Richter hatte verschiedene Garagen angemietet, bis sich jene Gelegenheit mit der Halle in Weißkollm ergab, wo sich auch alte Maschinen finden, die Richter bei den Abbrucharbeiten vor dem Schrott rettete. Seit fast 20 Jahren schraubt Richter nun schon in seiner Halle, hilft auch gern anderen. „Die Fahrzeuge sind nicht fürs Museum, sie sind zum Fahren da“, sagt er und nimmt ab und an und nur aus Spaß auch an verschiedenen Oldtimer-Rallyes teil mit wechselnden Fahrzeugen. „Mal fahre ich mit dem Motorrad, mal mit der Harley, mal mit der Indian. Oder wir nehmen den Landrover, oder den MG, oder irgendein anderes. Meine Frau kommt immer mit und findet das auch toll.“

Hans-Georg Richter war auch mal Geschäftsführer des Harley-Davidson-Clubs in Hoyerswerda, half den „Jungs“ beim Erwerb eines Geländes mit Clubhaus. Auf der Suche nach einem geeigneten Gelände stieß er übrigens auch auf das denkmalgeschützte Häuschen, in dem er heute – nach einem An- und Umbau lebt.

„Ich wünschte mir, für die Politik genauso wie auch für die normalen Leute zum Beispiel in den Oldtimer-Clubs, dass alle mehr über den Tellerrand hinaus schauen“, sagt Richter, der als Bürger zum Beispiel auch im Stadtrat kein Blatt vor den Mund nimmt und sich so ab und zu in die Kommunalpolitik einmischt.
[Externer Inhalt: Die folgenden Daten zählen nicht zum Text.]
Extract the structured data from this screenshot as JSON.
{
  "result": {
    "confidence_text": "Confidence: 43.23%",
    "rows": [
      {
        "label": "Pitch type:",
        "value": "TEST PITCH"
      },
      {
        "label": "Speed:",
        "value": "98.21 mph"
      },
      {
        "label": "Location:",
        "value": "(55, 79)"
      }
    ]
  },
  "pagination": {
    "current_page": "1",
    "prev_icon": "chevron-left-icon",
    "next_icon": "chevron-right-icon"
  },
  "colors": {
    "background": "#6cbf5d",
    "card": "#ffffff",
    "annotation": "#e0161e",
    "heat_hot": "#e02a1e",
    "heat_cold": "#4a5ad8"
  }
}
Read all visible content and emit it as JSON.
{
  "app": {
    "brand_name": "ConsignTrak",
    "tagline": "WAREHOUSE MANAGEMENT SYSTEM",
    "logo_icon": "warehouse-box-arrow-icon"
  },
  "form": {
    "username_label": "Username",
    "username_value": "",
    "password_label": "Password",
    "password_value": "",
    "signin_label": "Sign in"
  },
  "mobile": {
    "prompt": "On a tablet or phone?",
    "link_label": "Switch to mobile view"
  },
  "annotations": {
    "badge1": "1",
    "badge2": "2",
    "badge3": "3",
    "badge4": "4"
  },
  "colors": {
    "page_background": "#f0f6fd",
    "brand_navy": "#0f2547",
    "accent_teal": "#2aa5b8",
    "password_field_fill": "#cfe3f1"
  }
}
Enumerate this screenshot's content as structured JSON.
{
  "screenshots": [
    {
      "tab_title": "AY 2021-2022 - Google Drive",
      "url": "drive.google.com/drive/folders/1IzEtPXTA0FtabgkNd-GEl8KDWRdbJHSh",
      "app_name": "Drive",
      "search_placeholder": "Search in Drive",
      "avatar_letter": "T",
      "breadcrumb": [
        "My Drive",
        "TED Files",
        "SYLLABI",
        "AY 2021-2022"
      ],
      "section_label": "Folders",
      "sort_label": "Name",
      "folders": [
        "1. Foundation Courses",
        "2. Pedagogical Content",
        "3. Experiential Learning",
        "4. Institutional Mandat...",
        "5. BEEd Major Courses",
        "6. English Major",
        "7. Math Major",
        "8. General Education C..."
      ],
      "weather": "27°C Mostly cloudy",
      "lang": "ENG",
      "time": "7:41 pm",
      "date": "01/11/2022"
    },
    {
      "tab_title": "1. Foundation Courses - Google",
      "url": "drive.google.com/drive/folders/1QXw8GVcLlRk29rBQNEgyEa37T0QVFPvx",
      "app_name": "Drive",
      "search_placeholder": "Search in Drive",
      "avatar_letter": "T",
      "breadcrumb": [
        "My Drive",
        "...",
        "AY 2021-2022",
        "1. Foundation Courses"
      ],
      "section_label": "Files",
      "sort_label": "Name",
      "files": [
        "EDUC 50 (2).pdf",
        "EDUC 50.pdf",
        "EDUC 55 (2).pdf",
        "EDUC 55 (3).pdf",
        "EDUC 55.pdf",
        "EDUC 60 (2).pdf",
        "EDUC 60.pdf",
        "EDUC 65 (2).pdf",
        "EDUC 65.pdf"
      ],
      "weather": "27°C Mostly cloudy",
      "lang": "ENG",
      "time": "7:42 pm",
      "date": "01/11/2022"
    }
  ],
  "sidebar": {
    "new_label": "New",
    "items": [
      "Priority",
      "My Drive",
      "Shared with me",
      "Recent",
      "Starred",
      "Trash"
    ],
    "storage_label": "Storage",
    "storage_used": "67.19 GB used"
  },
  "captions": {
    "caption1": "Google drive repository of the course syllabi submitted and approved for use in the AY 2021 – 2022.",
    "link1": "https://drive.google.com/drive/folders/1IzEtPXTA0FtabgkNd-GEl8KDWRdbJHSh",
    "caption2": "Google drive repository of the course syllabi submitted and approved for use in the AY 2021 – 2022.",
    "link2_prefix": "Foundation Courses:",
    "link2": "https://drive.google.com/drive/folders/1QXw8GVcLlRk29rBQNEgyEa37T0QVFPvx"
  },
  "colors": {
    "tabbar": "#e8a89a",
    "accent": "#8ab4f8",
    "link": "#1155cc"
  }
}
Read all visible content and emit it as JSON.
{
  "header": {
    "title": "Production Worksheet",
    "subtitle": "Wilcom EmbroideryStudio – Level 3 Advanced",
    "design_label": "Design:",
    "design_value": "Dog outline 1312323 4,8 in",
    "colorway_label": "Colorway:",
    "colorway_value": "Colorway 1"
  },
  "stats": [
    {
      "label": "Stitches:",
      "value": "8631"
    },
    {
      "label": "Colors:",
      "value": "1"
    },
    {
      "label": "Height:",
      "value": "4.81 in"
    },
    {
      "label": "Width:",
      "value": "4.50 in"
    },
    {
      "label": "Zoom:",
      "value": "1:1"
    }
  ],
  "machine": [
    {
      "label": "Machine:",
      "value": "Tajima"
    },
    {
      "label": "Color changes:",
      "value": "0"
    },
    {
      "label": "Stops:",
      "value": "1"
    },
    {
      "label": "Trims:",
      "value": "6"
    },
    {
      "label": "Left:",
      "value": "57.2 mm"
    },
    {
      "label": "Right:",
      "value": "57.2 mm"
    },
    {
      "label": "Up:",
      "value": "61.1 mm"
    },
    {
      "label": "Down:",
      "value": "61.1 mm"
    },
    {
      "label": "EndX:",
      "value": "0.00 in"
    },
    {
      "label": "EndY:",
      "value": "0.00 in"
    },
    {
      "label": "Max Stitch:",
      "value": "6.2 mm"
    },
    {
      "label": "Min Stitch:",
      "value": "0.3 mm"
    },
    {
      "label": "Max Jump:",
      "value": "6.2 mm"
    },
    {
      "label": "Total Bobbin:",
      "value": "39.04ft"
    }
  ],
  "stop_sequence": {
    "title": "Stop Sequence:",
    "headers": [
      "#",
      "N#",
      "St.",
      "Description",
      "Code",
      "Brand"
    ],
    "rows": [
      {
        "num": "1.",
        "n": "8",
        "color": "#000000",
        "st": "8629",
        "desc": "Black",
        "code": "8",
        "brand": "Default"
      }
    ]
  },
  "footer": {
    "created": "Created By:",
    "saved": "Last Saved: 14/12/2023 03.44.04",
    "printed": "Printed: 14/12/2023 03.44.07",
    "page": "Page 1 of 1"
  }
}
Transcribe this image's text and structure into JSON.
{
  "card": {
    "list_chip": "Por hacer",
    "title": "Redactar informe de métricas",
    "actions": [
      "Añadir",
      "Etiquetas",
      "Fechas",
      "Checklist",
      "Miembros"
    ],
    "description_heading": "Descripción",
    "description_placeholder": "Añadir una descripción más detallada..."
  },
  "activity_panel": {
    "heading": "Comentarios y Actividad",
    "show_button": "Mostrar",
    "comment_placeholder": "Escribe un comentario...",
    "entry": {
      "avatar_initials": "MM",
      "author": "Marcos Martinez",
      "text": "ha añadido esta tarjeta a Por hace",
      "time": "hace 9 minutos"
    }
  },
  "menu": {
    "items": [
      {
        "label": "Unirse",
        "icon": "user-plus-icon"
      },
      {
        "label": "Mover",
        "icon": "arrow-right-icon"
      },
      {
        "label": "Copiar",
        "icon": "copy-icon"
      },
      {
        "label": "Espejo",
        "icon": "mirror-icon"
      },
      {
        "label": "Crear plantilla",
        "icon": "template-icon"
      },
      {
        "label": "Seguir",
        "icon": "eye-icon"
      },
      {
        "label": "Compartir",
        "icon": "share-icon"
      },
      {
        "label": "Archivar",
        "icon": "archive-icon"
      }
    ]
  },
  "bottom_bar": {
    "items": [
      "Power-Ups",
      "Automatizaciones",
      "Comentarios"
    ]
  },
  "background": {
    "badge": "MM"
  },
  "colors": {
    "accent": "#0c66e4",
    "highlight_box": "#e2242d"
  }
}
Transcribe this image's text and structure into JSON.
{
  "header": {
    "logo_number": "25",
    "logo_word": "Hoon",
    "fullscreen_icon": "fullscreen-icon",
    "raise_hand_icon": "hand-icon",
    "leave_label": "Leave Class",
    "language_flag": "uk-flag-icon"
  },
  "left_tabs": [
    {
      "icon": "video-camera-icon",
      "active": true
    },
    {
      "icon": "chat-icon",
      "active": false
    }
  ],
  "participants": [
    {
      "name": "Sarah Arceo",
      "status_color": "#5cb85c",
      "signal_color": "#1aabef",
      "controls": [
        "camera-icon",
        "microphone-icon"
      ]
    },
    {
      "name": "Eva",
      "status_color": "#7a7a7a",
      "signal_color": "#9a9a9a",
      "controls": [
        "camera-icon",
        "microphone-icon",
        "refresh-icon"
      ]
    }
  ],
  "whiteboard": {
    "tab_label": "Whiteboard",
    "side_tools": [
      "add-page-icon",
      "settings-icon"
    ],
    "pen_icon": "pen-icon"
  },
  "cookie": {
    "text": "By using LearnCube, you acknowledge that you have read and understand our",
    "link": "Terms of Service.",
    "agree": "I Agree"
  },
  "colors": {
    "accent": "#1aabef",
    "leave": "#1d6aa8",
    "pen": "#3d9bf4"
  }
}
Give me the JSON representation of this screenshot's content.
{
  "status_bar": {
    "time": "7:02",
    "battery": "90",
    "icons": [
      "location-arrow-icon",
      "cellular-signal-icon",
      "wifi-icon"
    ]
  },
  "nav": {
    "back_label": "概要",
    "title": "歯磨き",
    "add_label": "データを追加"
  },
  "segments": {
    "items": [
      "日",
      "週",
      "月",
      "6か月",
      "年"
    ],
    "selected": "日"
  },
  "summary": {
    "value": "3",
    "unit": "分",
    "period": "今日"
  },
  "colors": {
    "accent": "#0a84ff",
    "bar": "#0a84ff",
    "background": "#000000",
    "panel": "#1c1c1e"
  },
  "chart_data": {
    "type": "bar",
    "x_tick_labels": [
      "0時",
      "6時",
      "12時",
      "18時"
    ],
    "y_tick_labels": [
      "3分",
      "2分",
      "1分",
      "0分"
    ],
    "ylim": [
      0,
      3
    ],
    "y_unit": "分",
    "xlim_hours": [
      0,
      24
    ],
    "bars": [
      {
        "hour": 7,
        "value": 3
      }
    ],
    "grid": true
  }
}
Es sei schön, immer wieder neue Erfahrungen zu machen. Dass das auch für seine privaten Urlaube mit Wohnmobil auf der ganzen Welt zutrifft, ist völlig klar. Aber auch auf ganz andere Dinge: „Als die Segelfliegerschule in Nardt per kleinen Artikel fürs Sommerlager Nachwuchs fürs Segelfliegen suchte – mindestens 14 Jahre und mit Einwilligung der Eltern, hab ich angerufen und gefragt, ob es denn auch eine Obergrenze gibt“, erzählt er lachend. Als sie dann tatsächlich teilnahmen, waren sogar Zeitung und Fernsehen da.

Langweilig wird es bei Richters nie. Zum Beispiel gibt es ja auch noch das Kneipenorchester, in dem Hans-Georg Richter Banjo spielt. Die nächsten Rallye-Teilnahmen sind auch schon in Planung. Und gerade wartet ein Verkaufstermin: Hans-Georg Richter trennt sich von einem alten Wartburg. „Ich verkaufe nur an Leute, wo ich weiß, dass die Autos in guten Händen sind.“ Die Halle in Weißkollm wartet. Gerade jetzt kurz vor dem Frühling: „Ich muss die ganzen Fahrzeuge wieder in Gang bringen. Jetzt, mit dem neuen, beigemischten Sprit, ist über den Winter vieles verstopft, viel Arbeit“, sagt Hans-Georg Richter.